Why do I get so shy when my boyfriend compliments me or says I love u?

My boyfriend isn’t really the affectionate type and neither am I but he tries to display affectionate more often sometimes so it comes as a surprise to me when I least expect it so i don’t usually have the best response to it. So I ended up giggling cuz it caught me by surprise and i just can’t process what to respond with yet. He knows I struggle with showing emotions cuz of my past trauma and he said he’s ok with this and he understands and he can wait until I get there since I’m working on it but he said something that’s making me think that he’s not totally okay with it.
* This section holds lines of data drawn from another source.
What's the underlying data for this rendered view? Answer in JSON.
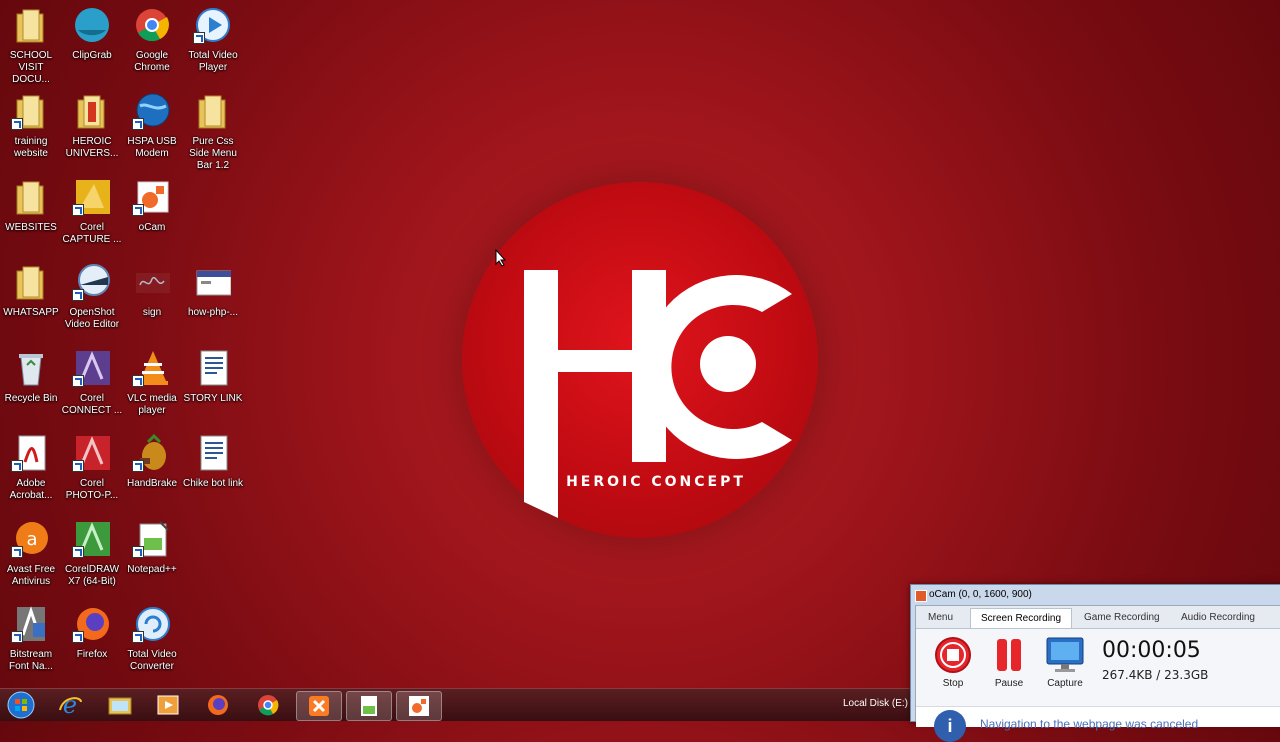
{
  "desktop": {
    "icons": [
      {
        "label": "SCHOOL VISIT DOCU...",
        "icon": "folder-icon"
      },
      {
        "label": "ClipGrab",
        "icon": "clipgrab-icon"
      },
      {
        "label": "Google Chrome",
        "icon": "chrome-icon"
      },
      {
        "label": "Total Video Player",
        "icon": "video-player-icon"
      },
      {
        "label": "training website",
        "icon": "folder-icon"
      },
      {
        "label": "HEROIC UNIVERS...",
        "icon": "folder-icon"
      },
      {
        "label": "HSPA USB Modem",
        "icon": "modem-globe-icon"
      },
      {
        "label": "Pure Css Side Menu Bar 1.2",
        "icon": "folder-icon"
      },
      {
        "label": "WEBSITES",
        "icon": "folder-icon"
      },
      {
        "label": "Corel CAPTURE ...",
        "icon": "corel-capture-icon"
      },
      {
        "label": "oCam",
        "icon": "ocam-icon"
      },
      {
        "label": "WHATSAPP",
        "icon": "folder-icon"
      },
      {
        "label": "OpenShot Video Editor",
        "icon": "openshot-icon"
      },
      {
        "label": "sign",
        "icon": "signature-image-icon"
      },
      {
        "label": "how-php-...",
        "icon": "image-file-icon"
      },
      {
        "label": "Recycle Bin",
        "icon": "recycle-bin-icon"
      },
      {
        "label": "Corel CONNECT ...",
        "icon": "corel-connect-icon"
      },
      {
        "label": "VLC media player",
        "icon": "vlc-icon"
      },
      {
        "label": "STORY LINK",
        "icon": "word-document-icon"
      },
      {
        "label": "Adobe Acrobat...",
        "icon": "acrobat-icon"
      },
      {
        "label": "Corel PHOTO-P...",
        "icon": "corel-photopaint-icon"
      },
      {
        "label": "HandBrake",
        "icon": "handbrake-icon"
      },
      {
        "label": "Chike bot link",
        "icon": "word-document-icon"
      },
      {
        "label": "Avast Free Antivirus",
        "icon": "avast-icon"
      },
      {
        "label": "CorelDRAW X7 (64-Bit)",
        "icon": "coreldraw-icon"
      },
      {
        "label": "Notepad++",
        "icon": "notepadpp-icon"
      },
      {
        "label": "Bitstream Font Na...",
        "icon": "bitstream-icon"
      },
      {
        "label": "Firefox",
        "icon": "firefox-icon"
      },
      {
        "label": "Total Video Converter",
        "icon": "video-converter-icon"
      }
    ]
  },
  "wallpaper": {
    "brand": "HEROIC CONCEPT",
    "monogram": "HC",
    "accent": "#c10b12"
  },
  "taskbar": {
    "items": [
      "start-orb-icon",
      "internet-explorer-icon",
      "file-explorer-icon",
      "media-player-icon",
      "firefox-icon",
      "chrome-icon",
      "xampp-icon",
      "notepadpp-icon",
      "ocam-icon"
    ],
    "tray_text": "Local Disk (E:)"
  },
  "ocam": {
    "title": "oCam (0, 0, 1600, 900)",
    "tabs": [
      "Menu",
      "Screen Recording",
      "Game Recording",
      "Audio Recording"
    ],
    "active_tab": "Screen Recording",
    "buttons": {
      "stop": "Stop",
      "pause": "Pause",
      "capture": "Capture"
    },
    "timer": "00:00:05",
    "size": "267.4KB / 23.3GB",
    "notice": "Navigation to the webpage was canceled"
  }
}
He called me a wall i know it was a joke but we all know that jokes sometimes are the truth so he literally said “ you’re like a wall but that’s ok that’s my fate” and another time he made a joke about me being cold and said “ say something cold to me, you’re good at being cold” I tend to overthink stuff like that so I talked to him about it if that’s how he actually feels and he said that I should stop overthinking it and it’s nothing but I don't know. I just don’t know how to fast this process of being able to reciprocate that same level of affection without making him feeling like he’s the only one trying or I’m like all those things he said. I mean I do not blame him for saying that but those words hits different coming from him.

Why do I get so shy when my boyfriend compliments me or says I love u?